Archive | mars, 2006
31 Mar

Interculturel

Déclaration de Montréal
pour la diversité culturelle et l’inclusion[1]

Préambule

ATTENDU QUE tous les citoyens et toutes les citoyennes de la Ville de Montréal bénéficient des droits et des libertés proclamés et garantis par la Déclaration universelle des droits de l’Homme du 10 décembre 1948 et par les instruments internationaux et interaméricains des droits de la personne, auxquels le Canada est partie et à l’égard desquels le Québec s’est déclaré lié;

ATTENDU QUE tous les citoyens et toutes les citoyennes de la Ville de Montréal bénéficient des droits fondamentaux proclamés et garantis par la Charte des droits et libertés de la personne du Québec (1975) et par la Charte canadienne des droits et libertés (1982);

ATTENDU QUE la Déclaration de Montréal contre la discrimination raciale (1989), que la Proclamation du 21 mars « Journée internationale pour l’élimination de toutes les formes de discrimination raciale » (2002) ont été formellement adoptées, et en tenant compte de la proposition de la Charte montréalaise des droits et responsabilités (10 décembre 2003);

ATTENDU QUE la Ville de Montréal souhaite engager les élus et les élues de la Ville ainsi que ceux des arrondissements, son personnel, ses sociétés paramunicipales et les sociétés dont elle a le contrôle, dans une démarche destinée à la promotion des principes et des pratiques qui valorisent la diversité culturelle et l’inclusion;

Par la présente Déclaration de Montréal pour la diversité culturelle et l’inclusion, la Ville de Montréal souhaite que tous les Montréalais et que toutes les Montréalaises développent le respect de ces principes et de ces engagements et en assurent l’application effective.

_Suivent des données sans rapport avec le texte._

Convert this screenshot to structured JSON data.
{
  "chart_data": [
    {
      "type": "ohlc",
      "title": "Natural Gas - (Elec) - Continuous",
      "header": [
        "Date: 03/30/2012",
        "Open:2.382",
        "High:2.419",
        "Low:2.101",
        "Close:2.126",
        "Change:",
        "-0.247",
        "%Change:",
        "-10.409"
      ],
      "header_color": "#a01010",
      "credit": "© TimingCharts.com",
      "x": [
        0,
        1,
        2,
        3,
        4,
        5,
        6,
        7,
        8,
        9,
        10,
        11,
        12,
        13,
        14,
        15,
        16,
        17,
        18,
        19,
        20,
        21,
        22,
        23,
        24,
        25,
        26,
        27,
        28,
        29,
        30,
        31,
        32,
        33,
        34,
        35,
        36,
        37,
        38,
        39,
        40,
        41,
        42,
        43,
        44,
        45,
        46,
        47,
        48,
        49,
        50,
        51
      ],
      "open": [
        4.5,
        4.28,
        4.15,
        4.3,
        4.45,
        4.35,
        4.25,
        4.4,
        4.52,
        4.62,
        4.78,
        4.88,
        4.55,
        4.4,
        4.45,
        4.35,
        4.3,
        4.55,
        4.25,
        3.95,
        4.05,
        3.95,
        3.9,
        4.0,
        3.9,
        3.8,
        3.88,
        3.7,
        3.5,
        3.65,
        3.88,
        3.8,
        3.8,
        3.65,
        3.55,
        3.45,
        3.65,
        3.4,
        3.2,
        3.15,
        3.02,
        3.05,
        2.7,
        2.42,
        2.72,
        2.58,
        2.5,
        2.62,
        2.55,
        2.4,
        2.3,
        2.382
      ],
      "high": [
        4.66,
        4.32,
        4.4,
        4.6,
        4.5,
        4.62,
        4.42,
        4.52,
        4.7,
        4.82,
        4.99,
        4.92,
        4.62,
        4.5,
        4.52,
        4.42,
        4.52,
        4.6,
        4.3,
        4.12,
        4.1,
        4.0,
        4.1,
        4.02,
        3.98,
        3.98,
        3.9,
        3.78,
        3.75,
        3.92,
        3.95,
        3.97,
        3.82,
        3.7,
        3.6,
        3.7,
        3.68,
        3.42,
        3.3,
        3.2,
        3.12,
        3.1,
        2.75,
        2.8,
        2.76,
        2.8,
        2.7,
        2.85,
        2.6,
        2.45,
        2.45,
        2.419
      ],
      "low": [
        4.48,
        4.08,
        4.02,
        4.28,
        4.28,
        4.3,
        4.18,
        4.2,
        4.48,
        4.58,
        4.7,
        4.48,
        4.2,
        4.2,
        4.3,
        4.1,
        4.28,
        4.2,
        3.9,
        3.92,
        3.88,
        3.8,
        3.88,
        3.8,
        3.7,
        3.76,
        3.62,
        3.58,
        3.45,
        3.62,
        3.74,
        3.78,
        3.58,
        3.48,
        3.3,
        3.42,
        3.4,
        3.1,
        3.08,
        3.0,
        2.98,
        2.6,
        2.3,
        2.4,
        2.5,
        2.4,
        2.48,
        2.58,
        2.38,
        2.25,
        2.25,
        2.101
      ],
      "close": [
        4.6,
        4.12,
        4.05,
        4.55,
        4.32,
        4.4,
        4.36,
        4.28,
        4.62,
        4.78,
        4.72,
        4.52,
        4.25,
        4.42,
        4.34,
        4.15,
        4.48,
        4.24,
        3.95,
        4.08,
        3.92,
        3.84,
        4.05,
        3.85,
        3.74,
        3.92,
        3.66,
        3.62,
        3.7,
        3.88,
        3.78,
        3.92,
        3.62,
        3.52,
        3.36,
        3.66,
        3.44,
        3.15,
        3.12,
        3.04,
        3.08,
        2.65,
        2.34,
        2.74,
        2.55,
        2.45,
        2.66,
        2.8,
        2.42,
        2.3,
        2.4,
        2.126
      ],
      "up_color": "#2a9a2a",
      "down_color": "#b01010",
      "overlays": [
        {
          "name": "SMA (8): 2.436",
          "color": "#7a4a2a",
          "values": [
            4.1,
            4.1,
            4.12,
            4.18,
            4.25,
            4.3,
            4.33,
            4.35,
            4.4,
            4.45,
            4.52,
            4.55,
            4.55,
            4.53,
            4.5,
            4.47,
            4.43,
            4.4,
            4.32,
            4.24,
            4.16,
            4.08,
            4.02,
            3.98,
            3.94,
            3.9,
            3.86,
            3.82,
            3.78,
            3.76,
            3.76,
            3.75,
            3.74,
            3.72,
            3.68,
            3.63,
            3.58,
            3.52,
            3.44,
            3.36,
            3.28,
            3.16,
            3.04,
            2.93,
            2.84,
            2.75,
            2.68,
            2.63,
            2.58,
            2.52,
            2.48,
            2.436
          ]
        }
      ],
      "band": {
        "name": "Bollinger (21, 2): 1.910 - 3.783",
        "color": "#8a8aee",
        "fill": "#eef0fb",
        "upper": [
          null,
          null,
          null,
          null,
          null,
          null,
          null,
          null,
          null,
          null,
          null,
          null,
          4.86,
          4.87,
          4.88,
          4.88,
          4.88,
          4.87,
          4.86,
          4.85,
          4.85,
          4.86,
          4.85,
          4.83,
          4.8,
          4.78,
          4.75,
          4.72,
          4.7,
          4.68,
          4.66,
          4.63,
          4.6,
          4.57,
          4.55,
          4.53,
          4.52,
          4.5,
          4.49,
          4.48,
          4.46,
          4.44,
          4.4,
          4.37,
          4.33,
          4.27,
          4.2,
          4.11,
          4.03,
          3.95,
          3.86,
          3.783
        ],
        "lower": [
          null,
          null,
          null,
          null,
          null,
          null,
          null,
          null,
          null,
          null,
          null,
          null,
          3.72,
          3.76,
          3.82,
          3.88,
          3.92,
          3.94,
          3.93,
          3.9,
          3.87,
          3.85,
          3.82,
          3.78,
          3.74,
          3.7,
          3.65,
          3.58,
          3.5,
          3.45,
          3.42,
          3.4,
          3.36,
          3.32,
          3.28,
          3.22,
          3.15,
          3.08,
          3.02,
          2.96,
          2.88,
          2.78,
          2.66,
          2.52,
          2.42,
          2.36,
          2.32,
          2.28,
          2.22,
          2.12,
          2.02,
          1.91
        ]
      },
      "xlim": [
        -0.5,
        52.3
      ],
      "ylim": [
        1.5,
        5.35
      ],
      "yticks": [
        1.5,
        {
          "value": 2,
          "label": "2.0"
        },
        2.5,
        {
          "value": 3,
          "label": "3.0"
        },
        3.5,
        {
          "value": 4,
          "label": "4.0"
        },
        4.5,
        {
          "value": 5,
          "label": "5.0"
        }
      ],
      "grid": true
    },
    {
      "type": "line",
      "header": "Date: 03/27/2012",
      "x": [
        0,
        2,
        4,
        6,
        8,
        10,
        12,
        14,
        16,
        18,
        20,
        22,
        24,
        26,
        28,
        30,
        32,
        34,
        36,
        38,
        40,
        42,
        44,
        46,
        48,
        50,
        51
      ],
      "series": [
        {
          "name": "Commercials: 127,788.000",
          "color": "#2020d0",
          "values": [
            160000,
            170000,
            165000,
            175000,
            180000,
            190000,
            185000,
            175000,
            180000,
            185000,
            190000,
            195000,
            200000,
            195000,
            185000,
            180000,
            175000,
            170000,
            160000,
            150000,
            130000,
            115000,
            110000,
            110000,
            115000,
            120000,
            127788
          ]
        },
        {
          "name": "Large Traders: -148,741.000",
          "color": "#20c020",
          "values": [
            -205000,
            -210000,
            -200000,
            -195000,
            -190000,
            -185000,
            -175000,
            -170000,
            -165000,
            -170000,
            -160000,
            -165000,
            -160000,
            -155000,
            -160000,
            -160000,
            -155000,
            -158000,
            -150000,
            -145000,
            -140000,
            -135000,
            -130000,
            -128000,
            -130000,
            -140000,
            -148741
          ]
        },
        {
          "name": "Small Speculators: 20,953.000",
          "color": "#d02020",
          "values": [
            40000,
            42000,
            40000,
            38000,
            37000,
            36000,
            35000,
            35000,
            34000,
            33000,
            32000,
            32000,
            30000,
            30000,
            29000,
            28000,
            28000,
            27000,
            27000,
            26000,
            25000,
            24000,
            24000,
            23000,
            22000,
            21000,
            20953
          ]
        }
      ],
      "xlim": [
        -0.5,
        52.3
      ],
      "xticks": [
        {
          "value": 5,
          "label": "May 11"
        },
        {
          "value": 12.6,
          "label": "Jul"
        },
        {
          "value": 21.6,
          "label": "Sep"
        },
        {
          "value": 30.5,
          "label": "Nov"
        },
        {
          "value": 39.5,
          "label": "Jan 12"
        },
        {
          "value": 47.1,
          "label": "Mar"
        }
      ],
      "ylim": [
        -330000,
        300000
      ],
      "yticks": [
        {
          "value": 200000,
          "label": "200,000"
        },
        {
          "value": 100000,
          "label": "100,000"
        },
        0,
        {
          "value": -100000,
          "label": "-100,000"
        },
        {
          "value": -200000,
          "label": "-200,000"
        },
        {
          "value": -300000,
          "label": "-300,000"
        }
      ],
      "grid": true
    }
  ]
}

Partie I : PRINCIPES ET ORIENTATIONS
Les valeurs communes fondamentales que partagent toutes les cultures sont : la dignité, le respect de la vie humaine, l’ordre social, la protection contre l’arbitraire;
L’Administration municipale entend :

Interpeller l’ensemble de l’administration, les services centraux et les arrondissements, dans l’atteinte des objectifs de mise en pratique des principes de la Déclaration;

Structurer les interventions municipales dans une approche inclusive;

Adapter les interventions nécessaires à la mise en vigueur de la Déclaration aux réalités des différents arrondissements, des quartiers et des milieux de vie;

L’Administration municipale décide d’agir pour :

Prendre toutes les mesures en son pouvoir pour promouvoir le rapprochement interculturel, le dialogue des cultures et à favoriser une meilleure gestion de la diversité culturelle;

Effectuer une veille stratégique des tendances et des innovations dans le domaine de la lutte à la discrimination raciale.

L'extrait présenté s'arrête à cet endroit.